Art is Resurfacing

Where’s Hope Been? That’s a jolly good question. I’ve been here, there and everywhere. Mostly, to tap into that concept, I’ve been diving into the arts.

It all began when I was in elementary school. I was chubby, wore glasses and got braces; those latter two happened in the same year.

I was a good student. Why? It was expected and I was capable. There were no big monetary awards, no big vacations or promises from my parents.

So how did I get good grades? I studied and studied some more. I worked at it. Honestly, I didn’t mind reading books, doing homework, and that sort of stuff that was commonplace in the ‘70s.

What I did mind was being teased. So to retreat, I found art and art found me. The art teacher, Mrs. B. Farina was and still is a petite woman with blonde hair. She would show us the project and we’d put on our smocks and get to it. There were guidelines, but I don’t recall any unbreakable rules. Time passed too quickly during art class.

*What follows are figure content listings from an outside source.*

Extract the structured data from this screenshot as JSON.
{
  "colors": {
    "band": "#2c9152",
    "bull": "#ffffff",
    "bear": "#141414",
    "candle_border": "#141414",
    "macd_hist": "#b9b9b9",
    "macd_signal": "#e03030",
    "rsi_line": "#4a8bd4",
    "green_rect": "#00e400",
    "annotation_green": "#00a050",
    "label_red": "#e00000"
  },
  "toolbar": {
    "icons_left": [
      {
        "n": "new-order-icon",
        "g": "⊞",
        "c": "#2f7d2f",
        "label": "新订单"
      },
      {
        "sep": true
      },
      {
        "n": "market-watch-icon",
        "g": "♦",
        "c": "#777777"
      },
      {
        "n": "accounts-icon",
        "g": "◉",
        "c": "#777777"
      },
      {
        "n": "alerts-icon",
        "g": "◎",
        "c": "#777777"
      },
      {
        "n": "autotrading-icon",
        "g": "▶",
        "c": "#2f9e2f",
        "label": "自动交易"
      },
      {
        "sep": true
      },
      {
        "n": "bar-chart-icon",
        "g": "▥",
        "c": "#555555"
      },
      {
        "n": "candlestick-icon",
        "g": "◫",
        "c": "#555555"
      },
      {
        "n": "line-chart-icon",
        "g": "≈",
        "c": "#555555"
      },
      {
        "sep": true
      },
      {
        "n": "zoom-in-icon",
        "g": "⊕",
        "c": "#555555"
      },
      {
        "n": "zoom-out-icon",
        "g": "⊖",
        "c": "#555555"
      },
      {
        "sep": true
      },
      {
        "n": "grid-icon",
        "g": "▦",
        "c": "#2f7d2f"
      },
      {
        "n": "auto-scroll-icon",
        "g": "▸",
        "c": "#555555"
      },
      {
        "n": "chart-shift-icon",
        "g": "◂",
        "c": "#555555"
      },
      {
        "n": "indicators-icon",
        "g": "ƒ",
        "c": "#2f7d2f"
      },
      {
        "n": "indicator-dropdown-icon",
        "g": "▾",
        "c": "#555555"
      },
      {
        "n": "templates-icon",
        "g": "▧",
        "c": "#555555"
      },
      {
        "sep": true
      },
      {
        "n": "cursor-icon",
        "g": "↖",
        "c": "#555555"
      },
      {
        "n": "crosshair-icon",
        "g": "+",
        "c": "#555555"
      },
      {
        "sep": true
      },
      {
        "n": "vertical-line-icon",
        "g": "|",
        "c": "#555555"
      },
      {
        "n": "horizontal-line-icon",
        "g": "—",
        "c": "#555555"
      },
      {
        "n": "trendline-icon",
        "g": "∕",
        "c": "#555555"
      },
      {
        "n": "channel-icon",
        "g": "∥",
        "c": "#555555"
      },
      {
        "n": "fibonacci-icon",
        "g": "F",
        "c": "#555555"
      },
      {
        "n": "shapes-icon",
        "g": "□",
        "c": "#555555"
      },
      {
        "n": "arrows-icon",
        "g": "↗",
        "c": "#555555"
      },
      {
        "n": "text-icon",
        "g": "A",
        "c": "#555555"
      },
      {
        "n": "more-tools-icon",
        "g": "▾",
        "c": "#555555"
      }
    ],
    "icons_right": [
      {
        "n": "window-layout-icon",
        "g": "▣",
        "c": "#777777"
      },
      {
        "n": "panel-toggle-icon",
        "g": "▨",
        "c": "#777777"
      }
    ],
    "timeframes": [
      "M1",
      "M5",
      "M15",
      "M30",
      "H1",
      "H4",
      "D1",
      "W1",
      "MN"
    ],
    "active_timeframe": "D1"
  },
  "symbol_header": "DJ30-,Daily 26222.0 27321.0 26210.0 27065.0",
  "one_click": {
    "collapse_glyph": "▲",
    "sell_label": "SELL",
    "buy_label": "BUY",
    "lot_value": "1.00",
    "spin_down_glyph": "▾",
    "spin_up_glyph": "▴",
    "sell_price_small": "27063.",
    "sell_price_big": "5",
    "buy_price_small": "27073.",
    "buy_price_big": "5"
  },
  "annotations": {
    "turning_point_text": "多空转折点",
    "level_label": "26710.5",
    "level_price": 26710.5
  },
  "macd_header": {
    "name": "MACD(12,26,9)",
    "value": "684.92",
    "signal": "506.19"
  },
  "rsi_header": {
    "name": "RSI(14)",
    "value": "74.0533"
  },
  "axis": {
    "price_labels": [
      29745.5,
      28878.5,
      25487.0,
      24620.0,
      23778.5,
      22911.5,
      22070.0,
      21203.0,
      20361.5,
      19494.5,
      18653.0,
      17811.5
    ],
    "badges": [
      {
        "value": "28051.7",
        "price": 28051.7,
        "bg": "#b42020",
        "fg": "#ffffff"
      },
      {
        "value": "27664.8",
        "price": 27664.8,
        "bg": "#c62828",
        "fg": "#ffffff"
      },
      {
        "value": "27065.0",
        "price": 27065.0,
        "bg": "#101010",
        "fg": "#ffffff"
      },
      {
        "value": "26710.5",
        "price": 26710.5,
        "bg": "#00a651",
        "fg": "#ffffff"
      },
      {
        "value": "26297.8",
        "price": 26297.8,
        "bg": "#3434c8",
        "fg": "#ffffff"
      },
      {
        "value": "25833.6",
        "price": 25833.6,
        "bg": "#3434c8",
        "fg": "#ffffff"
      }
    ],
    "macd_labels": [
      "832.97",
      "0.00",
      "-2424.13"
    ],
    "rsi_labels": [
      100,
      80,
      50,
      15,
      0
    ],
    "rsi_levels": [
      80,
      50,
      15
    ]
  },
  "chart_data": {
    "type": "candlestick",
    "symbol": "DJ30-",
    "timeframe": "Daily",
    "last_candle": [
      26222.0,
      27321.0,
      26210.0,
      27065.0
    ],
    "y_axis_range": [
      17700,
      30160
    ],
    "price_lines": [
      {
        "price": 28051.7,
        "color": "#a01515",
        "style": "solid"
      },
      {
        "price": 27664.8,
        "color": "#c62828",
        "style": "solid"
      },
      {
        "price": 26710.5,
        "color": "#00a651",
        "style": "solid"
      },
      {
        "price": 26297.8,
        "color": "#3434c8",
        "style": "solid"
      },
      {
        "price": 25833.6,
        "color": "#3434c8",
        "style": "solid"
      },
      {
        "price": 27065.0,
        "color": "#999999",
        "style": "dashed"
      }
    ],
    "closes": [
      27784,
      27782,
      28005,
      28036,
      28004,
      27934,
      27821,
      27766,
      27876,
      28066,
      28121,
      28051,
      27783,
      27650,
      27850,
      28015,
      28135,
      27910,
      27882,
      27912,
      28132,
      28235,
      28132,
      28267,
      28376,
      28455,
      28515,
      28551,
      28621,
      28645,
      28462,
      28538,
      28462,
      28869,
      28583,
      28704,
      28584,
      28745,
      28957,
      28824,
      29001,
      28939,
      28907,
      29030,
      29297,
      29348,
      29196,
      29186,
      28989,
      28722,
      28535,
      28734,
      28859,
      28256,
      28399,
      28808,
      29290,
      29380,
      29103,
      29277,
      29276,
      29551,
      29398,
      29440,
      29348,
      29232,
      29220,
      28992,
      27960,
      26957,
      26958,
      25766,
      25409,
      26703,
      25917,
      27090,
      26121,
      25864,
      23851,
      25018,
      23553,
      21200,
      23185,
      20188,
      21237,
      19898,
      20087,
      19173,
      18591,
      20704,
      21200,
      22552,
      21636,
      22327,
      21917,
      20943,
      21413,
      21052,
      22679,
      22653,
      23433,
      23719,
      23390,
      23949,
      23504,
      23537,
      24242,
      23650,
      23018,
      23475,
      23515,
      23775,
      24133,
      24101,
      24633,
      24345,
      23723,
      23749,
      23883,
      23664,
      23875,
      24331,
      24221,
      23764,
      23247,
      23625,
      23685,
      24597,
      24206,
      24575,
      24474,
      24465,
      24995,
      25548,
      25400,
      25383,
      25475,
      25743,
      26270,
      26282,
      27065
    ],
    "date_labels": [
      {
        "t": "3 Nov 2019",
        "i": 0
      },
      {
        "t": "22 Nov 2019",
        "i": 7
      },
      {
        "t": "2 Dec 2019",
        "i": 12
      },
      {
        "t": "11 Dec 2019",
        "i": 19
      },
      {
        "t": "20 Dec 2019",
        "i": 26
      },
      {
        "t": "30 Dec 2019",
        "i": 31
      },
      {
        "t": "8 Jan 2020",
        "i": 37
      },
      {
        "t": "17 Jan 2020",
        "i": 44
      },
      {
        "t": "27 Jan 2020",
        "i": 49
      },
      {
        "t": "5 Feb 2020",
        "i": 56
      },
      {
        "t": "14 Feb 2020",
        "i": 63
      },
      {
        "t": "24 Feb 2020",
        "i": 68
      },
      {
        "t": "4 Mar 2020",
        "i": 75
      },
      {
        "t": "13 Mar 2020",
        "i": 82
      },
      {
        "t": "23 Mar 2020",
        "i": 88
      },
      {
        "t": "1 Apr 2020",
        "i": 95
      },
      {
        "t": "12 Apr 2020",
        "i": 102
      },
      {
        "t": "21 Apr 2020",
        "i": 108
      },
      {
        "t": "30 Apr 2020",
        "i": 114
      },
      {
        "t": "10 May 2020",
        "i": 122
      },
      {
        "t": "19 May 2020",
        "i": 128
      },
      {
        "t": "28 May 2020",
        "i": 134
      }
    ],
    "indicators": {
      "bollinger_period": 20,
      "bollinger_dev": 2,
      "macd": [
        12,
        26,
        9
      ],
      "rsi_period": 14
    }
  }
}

In elementary school, it wasn’t about talent, at least not for me. Art class was about creating, making something that didn’t require notes, didn’t require reading, didn’t require a test.

Then, into middle school. Slowly, although I enjoyed the art classes with Ms. Dietch and Mr. Lutz, things became more about the outcome and the talent. During the summers, I would eagerly ask my mom to sign me up for summer school. Wait, what’s a good student doing in summer school? Back then, Bergenfield Public Schools offered summer art classes for fun, for enrichment.

A few years later, it was time for high school. Talent became important; at least to me it did. What was once fun and my place to retreat, became a bit less fun with each passing year. Yet, did I stop taking those art electives? Absolutely not. That didn’t happen until college.

In college, there was no time for art. It was all about required coursework and required assignments and required exams. I filled up many of those blue books with my handwritten responses.

Finally, graduation with my first of what would be three degrees. Was there time for creativity and curiosity? It trickled into my career. I became an elementary school teacher. The students and I did projects, sometimes together. I so enjoyed creating the prototypes, the examples. I was one of the teachers who enjoyed putting in the time and hours to craft bulletin boards and showcase displays. The secret was in using the opaque projector. Shhh….

Fast forward to today, to the past six months. I took myself back, I gave myself permission to play. I gave myself time to touch a multitude of materials. I even put on my big girl pants and submitted some of my work to an exhibition. Not only were two poems and sculptures displayed in a local museum, four more pieces were used in the set of a local play.

So where’s Hope? Here I am, coming out and going about the community with a smile and some pieces of curiosity driven artwork.